Every historian I’ve looked at prefers D’Ewes’s account, which is understandable because he gives more detail than Whitaker. But they all omit one part: according to D’Ewes, Essex was defended by his ally Sir Gilbert Gerard. Leaving this out gives the impression that Essex was more unpopular than he actually was. He had friends as well as enemies. Hexter and Snow were generally sympathetic to Essex, and the quote from Hexter above asserts that the aspersions were ‘groundless’, but they both left out some evidence that would have supported their views. As Gentles points out, this was the first time that Essex’s competence had been questioned by someone on the parliamentary side. At this time it was still quite unusual.

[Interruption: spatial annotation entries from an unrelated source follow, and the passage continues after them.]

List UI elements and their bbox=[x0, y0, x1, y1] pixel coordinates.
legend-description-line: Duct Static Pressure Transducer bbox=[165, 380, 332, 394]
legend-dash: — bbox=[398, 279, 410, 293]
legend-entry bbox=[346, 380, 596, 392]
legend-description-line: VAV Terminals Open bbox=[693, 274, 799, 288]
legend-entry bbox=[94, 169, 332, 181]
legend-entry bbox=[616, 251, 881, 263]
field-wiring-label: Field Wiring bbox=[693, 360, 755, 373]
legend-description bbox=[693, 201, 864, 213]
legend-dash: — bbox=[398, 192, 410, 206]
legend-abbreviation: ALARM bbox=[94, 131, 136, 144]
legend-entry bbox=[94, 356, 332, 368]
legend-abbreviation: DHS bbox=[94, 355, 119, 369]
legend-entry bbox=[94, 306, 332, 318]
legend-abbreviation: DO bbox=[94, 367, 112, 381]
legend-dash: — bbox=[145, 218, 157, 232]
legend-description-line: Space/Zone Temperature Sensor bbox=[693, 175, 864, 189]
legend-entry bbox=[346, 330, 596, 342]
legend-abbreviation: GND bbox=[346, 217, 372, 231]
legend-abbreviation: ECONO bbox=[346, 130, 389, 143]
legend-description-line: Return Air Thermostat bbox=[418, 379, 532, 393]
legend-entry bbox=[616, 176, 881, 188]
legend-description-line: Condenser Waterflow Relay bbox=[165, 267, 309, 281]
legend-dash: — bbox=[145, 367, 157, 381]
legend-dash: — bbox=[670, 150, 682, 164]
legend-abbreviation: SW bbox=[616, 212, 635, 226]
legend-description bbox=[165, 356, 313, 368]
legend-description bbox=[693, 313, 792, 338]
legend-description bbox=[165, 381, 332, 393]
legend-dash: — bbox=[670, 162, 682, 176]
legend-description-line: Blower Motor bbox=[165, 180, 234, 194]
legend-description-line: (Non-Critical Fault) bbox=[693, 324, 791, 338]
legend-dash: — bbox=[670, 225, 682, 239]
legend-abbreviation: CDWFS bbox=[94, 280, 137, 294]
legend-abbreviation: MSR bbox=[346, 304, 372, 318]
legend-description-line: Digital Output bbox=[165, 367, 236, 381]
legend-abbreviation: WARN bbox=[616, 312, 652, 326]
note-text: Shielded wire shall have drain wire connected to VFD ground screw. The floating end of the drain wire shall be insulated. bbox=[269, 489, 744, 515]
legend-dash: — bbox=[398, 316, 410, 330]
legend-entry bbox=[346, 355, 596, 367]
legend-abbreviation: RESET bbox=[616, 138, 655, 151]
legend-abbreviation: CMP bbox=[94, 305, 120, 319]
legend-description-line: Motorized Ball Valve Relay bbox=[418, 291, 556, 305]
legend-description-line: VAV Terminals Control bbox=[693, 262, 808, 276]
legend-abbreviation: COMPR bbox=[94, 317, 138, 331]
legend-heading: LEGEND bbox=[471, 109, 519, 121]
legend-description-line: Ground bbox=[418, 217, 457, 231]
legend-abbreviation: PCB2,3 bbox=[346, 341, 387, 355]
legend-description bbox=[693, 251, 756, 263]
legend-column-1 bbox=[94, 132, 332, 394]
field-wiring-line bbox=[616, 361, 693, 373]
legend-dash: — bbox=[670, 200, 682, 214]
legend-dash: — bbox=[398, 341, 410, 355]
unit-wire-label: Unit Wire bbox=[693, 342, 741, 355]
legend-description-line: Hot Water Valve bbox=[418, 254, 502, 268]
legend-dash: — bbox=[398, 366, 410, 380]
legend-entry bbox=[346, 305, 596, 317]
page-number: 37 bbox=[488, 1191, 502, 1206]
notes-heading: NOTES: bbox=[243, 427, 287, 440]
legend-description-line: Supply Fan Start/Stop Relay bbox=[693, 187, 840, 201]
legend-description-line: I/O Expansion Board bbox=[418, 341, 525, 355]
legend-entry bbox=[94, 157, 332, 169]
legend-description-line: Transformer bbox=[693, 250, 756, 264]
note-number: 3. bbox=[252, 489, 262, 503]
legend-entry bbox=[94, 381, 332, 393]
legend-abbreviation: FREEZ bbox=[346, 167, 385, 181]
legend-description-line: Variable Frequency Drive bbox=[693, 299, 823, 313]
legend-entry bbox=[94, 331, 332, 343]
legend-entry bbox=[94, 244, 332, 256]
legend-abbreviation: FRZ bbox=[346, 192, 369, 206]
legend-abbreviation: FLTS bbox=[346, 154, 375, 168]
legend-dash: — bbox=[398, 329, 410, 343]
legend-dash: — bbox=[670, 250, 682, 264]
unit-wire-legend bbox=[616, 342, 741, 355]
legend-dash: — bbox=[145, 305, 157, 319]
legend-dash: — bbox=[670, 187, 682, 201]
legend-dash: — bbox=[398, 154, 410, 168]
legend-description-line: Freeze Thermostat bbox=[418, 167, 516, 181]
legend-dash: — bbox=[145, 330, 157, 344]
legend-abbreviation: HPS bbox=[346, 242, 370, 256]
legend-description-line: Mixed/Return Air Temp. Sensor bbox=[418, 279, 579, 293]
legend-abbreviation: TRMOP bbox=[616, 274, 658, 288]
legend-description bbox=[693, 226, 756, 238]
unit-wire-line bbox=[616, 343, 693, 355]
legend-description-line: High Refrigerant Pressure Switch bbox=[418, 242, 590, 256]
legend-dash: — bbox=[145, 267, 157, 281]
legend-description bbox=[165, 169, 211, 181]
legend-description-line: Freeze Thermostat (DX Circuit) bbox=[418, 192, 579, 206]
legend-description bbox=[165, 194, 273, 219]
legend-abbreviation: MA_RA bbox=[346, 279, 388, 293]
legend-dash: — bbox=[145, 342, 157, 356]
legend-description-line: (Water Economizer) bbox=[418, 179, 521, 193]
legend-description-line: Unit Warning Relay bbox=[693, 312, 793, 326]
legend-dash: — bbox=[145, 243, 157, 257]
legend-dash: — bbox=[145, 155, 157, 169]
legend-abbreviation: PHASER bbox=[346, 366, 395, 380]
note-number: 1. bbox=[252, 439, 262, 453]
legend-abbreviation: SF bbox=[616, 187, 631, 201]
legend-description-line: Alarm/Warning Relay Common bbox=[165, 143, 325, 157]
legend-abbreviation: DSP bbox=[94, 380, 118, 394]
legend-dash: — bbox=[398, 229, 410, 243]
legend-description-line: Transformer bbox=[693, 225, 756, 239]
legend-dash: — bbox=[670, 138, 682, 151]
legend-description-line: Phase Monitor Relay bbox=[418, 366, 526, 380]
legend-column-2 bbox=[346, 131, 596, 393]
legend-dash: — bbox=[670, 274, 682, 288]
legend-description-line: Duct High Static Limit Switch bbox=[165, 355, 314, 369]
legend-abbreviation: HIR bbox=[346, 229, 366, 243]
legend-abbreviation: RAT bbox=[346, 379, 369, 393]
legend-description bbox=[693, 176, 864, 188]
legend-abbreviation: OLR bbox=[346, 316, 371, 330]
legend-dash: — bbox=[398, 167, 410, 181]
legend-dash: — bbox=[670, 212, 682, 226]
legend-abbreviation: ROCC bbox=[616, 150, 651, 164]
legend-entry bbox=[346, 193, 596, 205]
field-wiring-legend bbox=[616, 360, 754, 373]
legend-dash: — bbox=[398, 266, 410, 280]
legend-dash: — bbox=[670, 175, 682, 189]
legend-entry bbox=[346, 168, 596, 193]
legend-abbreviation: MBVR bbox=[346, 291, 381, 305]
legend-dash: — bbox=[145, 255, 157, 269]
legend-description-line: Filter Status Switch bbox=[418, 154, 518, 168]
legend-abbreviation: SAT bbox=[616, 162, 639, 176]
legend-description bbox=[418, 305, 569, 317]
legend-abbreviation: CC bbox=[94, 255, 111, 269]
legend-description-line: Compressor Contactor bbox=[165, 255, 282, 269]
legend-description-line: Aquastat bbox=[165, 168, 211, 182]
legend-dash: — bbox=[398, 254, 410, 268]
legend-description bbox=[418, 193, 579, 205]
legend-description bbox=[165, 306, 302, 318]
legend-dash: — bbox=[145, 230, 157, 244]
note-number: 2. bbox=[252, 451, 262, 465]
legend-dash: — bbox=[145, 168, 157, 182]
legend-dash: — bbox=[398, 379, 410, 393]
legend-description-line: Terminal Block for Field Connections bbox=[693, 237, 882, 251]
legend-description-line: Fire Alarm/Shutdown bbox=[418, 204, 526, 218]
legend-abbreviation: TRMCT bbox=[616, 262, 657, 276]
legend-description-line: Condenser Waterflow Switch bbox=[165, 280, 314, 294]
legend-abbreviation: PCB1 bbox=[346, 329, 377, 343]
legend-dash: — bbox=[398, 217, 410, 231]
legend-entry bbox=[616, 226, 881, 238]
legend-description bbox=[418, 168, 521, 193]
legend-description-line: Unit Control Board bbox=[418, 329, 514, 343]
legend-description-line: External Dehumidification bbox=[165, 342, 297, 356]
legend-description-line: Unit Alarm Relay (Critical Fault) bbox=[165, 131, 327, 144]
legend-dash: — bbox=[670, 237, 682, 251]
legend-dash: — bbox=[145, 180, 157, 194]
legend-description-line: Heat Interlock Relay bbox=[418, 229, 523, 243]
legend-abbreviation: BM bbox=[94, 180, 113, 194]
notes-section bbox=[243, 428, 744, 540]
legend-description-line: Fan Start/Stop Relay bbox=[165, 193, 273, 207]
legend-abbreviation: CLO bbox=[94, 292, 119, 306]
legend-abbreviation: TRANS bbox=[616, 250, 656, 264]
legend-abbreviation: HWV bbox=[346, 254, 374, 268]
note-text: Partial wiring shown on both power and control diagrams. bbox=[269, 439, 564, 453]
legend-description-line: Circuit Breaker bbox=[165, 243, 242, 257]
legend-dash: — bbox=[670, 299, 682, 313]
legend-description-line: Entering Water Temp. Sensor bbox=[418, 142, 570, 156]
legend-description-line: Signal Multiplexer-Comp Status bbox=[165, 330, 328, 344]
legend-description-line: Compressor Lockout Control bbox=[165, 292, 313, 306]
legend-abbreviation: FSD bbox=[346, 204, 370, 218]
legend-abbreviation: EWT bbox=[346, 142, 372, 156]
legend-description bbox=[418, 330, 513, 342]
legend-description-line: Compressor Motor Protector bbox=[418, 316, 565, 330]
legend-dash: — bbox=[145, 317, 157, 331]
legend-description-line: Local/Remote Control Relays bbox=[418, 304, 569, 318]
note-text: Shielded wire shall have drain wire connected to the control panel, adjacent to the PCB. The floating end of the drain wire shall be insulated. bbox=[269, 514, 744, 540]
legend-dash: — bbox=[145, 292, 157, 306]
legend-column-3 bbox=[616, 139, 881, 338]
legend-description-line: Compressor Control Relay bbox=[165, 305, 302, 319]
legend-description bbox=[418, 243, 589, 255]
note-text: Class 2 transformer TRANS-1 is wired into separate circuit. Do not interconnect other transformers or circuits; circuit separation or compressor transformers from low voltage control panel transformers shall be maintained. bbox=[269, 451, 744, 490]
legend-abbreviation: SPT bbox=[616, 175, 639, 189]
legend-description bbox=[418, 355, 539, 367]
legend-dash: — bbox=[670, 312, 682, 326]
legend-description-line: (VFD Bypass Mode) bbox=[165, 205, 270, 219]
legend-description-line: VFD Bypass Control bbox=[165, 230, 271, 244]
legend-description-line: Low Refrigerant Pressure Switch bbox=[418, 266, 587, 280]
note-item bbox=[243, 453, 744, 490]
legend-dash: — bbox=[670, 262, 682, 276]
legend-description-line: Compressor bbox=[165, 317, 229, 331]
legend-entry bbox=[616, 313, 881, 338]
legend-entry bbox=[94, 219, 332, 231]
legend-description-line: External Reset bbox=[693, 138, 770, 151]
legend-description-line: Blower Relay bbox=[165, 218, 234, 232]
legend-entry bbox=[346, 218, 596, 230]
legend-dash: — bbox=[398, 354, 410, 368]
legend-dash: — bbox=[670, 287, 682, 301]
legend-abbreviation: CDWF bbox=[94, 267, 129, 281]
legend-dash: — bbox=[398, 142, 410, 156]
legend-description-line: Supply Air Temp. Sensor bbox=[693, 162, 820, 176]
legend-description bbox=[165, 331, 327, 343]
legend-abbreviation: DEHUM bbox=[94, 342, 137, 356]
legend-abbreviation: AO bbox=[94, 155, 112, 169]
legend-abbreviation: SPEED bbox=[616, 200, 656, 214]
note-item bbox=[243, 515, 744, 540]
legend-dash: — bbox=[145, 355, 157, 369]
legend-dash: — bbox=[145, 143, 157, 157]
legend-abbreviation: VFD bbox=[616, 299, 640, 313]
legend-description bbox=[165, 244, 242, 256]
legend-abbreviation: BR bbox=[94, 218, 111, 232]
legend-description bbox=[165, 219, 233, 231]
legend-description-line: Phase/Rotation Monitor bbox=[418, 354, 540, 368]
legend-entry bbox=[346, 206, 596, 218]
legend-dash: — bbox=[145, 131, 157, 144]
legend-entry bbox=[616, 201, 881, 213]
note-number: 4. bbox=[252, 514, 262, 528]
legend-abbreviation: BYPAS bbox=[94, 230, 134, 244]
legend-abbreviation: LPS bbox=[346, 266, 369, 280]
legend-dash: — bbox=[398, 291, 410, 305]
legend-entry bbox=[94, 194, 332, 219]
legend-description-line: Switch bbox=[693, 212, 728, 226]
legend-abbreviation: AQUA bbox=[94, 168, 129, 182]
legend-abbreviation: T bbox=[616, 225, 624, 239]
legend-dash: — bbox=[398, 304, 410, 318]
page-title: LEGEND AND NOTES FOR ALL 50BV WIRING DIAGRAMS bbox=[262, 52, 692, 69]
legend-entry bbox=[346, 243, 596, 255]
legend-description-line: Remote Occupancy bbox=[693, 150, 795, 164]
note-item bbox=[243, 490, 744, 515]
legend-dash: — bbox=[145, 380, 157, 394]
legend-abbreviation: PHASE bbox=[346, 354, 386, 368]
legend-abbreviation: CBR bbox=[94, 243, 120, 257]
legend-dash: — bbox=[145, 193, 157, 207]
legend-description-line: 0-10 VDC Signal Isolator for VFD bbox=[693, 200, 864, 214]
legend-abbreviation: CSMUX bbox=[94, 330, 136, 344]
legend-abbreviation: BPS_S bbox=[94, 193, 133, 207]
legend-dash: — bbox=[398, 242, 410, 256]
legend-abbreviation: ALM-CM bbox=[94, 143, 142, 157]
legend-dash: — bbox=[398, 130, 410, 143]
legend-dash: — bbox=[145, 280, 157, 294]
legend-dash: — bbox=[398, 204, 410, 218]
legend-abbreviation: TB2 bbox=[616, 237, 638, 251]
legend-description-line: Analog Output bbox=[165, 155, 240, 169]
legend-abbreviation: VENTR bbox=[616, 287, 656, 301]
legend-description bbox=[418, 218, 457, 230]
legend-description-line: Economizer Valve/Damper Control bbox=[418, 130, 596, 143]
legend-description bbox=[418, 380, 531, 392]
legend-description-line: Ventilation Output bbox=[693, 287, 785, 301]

Overall this isn’t a very important point but it shows that if something is in quote marks in a peer reviewed publication that doesn’t guarantee that it’s an accurate quote, and if it is an accurate rendition of the quoted text, there might be something interesting next to it in the source that it came from. Footnotes (or other methods of citing sources) don’t automatically give a claim authority, but they make it possible to check. That’s why they’re important.